COASTGUARDS have urged people to use their common sense before calling after a man rang 999 – because he’d dropped his iPhone at the seaside.

The caller contacted Portland Coastguard on the emergency line after his phone slipped between rocks on a groyne.

Incredibly he expected assistance from the lifesaving emergency service to retrieve it.

Watch assistant Steve George took the call just after 1.30pm on Sunday.

He told the Echo: “The call came in on the triple nine line so red lights flashed around the room and we were all braced and prepared for an emergency.

“The man gave his position and said he was on the beach with the groyne in front of him.

“I was waiting to hear if he had his arm or his leg stuck or something like that – but it turned out the iPhone had gone down in between the rocks at Sandbanks and he required assistance to retrieve it. “There was a short pause and politely I informed him that we wouldn’t be able to help.”

He added: “We are an emergency service to help the public when lives are at risk.

“We were sat waiting, ready to send out the lifeboats or the helicopter, and it was just a chap who’d lost his phone.”

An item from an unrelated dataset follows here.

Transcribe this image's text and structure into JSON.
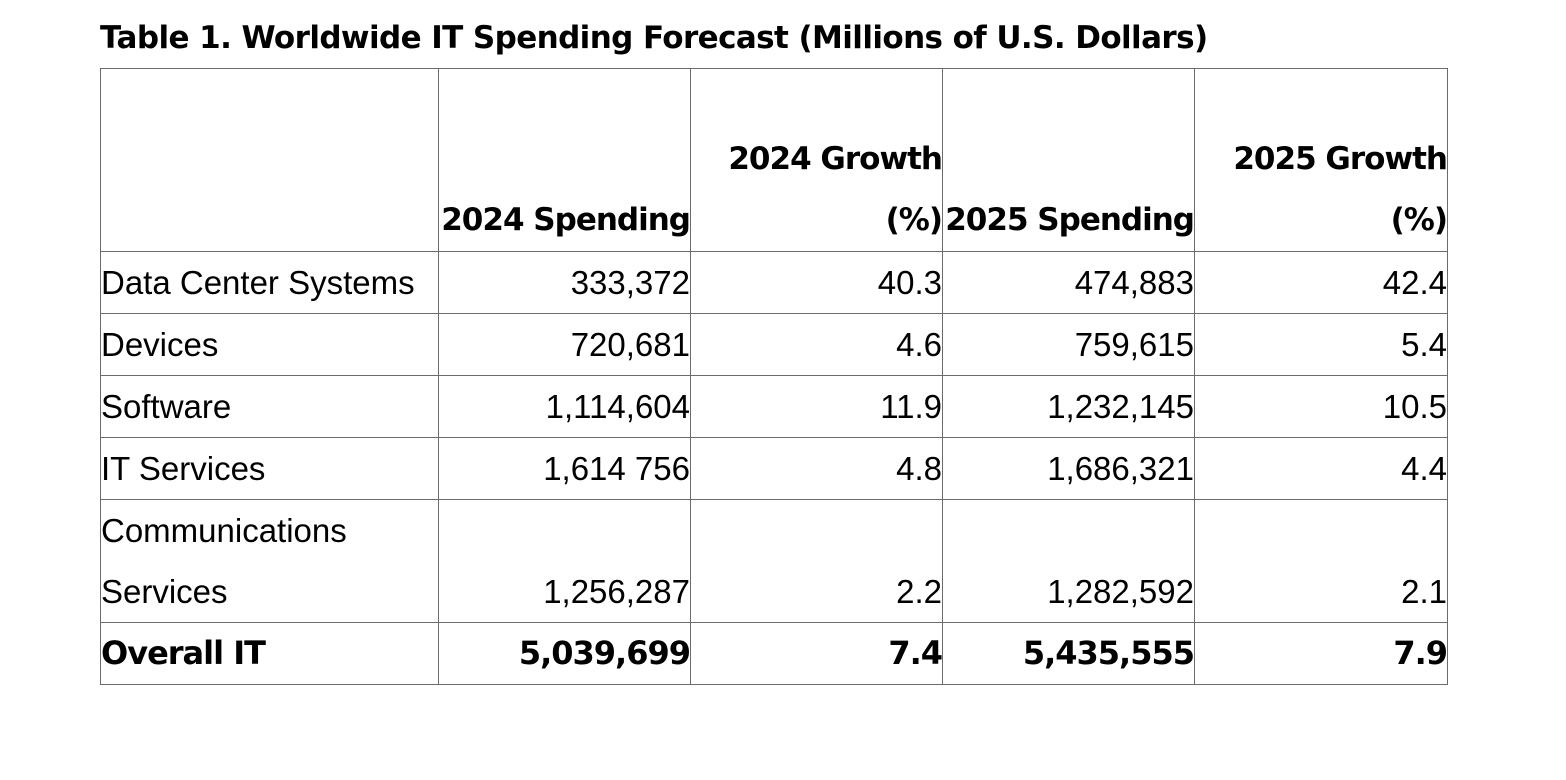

He said the caller had him on the phone for several minutes and he was typing up a log of the call until the nature of the request became clear.

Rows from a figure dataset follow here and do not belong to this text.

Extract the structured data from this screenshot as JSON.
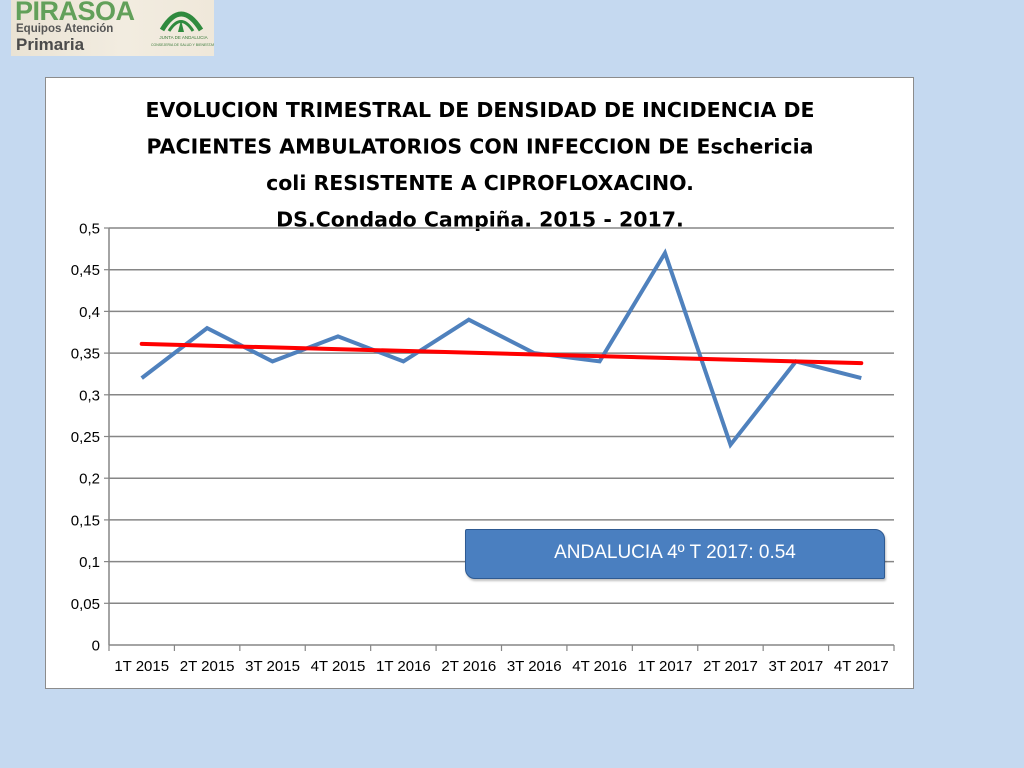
{
  "logo": {
    "brand": "PIRASOA",
    "line1": "Equipos Atención",
    "line2": "Primaria",
    "emblem_line1": "JUNTA DE ANDALUCIA",
    "emblem_line2": "CONSEJERIA DE SALUD Y BIENESTAR SOCIAL",
    "emblem_icon": "junta-de-andalucia-emblem-icon"
  },
  "chart_data": {
    "type": "line",
    "title_lines": [
      "EVOLUCION TRIMESTRAL DE DENSIDAD DE INCIDENCIA DE",
      "PACIENTES AMBULATORIOS CON INFECCION DE Eschericia",
      "coli RESISTENTE A CIPROFLOXACINO.",
      "DS.Condado Campiña. 2015 - 2017."
    ],
    "categories": [
      "1T 2015",
      "2T 2015",
      "3T 2015",
      "4T 2015",
      "1T 2016",
      "2T 2016",
      "3T 2016",
      "4T 2016",
      "1T 2017",
      "2T 2017",
      "3T 2017",
      "4T 2017"
    ],
    "series": [
      {
        "values": [
          0.32,
          0.38,
          0.34,
          0.37,
          0.34,
          0.39,
          0.35,
          0.34,
          0.47,
          0.24,
          0.34,
          0.32
        ],
        "color": "#4f81bd"
      }
    ],
    "trendline": {
      "start": 0.361,
      "end": 0.338,
      "color": "#ff0000"
    },
    "yticks": [
      "0",
      "0,05",
      "0,1",
      "0,15",
      "0,2",
      "0,25",
      "0,3",
      "0,35",
      "0,4",
      "0,45",
      "0,5"
    ],
    "ylim": [
      0,
      0.5
    ],
    "ystep": 0.05,
    "grid": true,
    "legend": "none",
    "annotation": "ANDALUCIA 4º T 2017: 0.54"
  }
}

He added: “If there had been a genuine emergency that would have taken it away from it.

“People have got to think like that – it may be serious to them – but there may be a real emergency happening.”

He added: “Luckily we don’t get calls of that nature very often.”

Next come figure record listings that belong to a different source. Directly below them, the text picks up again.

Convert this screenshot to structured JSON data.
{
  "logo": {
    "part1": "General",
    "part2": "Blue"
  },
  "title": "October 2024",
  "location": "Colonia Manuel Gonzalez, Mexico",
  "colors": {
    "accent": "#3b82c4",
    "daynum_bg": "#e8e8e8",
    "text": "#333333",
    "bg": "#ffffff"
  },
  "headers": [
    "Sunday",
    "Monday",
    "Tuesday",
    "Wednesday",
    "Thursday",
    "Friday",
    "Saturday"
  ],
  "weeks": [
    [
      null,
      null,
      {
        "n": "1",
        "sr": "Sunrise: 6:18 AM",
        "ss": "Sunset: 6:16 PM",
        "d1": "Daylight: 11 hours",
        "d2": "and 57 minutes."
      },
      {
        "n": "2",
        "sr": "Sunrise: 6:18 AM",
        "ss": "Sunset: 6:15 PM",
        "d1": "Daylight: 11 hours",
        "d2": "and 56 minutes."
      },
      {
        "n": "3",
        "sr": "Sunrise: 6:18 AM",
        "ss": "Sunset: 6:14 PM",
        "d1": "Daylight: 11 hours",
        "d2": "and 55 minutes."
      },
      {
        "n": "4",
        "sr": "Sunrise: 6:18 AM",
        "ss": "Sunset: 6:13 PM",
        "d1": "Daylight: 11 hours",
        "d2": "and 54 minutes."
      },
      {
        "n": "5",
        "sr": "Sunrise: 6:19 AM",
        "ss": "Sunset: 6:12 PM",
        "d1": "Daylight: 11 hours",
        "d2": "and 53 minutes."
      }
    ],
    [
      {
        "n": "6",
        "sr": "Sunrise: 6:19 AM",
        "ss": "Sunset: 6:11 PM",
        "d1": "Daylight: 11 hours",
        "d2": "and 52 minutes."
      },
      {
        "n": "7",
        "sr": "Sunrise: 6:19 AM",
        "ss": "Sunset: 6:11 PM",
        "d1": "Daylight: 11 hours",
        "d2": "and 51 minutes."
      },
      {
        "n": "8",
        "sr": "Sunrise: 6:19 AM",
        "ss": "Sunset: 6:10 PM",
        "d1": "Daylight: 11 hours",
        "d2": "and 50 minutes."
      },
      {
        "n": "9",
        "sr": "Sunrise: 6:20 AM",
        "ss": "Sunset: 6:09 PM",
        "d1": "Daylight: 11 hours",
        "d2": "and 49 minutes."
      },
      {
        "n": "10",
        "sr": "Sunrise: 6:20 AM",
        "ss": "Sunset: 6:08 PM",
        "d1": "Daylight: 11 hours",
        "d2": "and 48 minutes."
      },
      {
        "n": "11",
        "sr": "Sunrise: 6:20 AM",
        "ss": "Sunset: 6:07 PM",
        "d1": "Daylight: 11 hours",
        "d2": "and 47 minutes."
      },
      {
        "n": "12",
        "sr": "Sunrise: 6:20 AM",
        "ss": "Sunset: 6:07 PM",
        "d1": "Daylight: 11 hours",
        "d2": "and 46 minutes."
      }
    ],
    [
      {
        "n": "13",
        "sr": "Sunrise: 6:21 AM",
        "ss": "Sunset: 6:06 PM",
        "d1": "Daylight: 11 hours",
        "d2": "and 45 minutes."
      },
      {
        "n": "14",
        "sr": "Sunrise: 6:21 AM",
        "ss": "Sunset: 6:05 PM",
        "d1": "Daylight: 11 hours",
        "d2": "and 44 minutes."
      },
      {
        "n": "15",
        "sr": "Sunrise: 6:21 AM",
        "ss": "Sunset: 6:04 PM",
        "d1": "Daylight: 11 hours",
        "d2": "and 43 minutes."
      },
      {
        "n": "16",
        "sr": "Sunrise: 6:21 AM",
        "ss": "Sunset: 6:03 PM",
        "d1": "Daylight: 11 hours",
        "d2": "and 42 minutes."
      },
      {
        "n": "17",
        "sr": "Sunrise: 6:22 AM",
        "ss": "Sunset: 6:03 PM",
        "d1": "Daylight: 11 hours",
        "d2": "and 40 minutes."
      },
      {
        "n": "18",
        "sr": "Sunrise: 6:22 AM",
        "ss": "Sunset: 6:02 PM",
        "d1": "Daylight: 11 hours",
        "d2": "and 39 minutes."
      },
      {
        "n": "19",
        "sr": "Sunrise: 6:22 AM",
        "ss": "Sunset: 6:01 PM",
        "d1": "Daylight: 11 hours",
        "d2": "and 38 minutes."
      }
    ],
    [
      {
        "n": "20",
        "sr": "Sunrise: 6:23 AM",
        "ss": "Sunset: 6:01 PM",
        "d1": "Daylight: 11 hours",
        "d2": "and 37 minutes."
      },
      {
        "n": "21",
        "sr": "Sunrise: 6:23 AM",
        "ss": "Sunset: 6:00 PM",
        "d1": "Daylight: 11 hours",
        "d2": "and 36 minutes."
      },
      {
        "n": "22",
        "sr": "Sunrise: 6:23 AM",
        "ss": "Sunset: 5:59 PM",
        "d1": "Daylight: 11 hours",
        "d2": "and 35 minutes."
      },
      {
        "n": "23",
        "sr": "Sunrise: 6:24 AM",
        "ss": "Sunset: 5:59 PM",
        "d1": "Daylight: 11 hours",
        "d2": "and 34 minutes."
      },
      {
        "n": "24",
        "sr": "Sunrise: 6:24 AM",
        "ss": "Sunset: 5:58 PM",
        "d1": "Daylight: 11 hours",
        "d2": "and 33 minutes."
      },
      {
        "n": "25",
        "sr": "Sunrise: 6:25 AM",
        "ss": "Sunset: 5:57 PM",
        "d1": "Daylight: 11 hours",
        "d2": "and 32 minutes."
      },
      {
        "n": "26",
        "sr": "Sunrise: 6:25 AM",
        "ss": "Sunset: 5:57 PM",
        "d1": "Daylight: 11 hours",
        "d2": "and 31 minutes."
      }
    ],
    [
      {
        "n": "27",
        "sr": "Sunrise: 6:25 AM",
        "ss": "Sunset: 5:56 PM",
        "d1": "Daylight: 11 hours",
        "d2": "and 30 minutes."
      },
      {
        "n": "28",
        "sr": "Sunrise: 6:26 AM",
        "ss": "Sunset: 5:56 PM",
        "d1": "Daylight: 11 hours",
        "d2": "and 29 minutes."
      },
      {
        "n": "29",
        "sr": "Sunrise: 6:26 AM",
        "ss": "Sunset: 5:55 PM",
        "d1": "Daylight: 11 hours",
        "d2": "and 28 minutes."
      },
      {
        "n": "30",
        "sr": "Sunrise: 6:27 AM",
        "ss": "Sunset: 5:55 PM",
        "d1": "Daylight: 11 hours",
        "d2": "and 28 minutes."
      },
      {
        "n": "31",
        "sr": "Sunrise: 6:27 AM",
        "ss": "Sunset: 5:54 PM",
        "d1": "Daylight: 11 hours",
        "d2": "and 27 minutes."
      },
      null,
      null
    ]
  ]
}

He still urged people to call the coastguard if they felt something was wrong, adding: “We’re always here to help.

“We don’t want people to be put off calling, but we would ask them to use their common sense and have some consideration.”

The coastguard and his colleagues recalled a handful of similar such 999 calls they’d received in the past including a man who wanted to know if hair removal cream was good for a jellyfish stings, and a caller who rang from inland after a bird got stuck in some chicken wire – and explained he’d rung the coastguard because it was a seagull.

Police Force Reports Surge In Hoaxers

Just this week police forces across the country have reported a surge in time-wasting or hoax calls putting pressure on already overstretched staff.

Some of the thousands of hoax or inappropriate calls to emergency services recorded over the past year include: l A man in the East Midlands who rang for help when his pigeon suffered breathing difficulties.

  •  A caller who complained he hadn’t slept in two days.
  •  Someone who dialled 999 wanting help changing batteries in a remote control.
  •  A man who said he was bleeding after squeezing a spot.
  •  A malicious caller who was prosecuted for ringing police 23 times asking for a lift from   Hartlepool to Stockton.
  •  A Leeds ambulance service was kept on the line for over half an hour by an apparently terrified three-year-old – which turned out to be a hoax by two ten-year-old girls.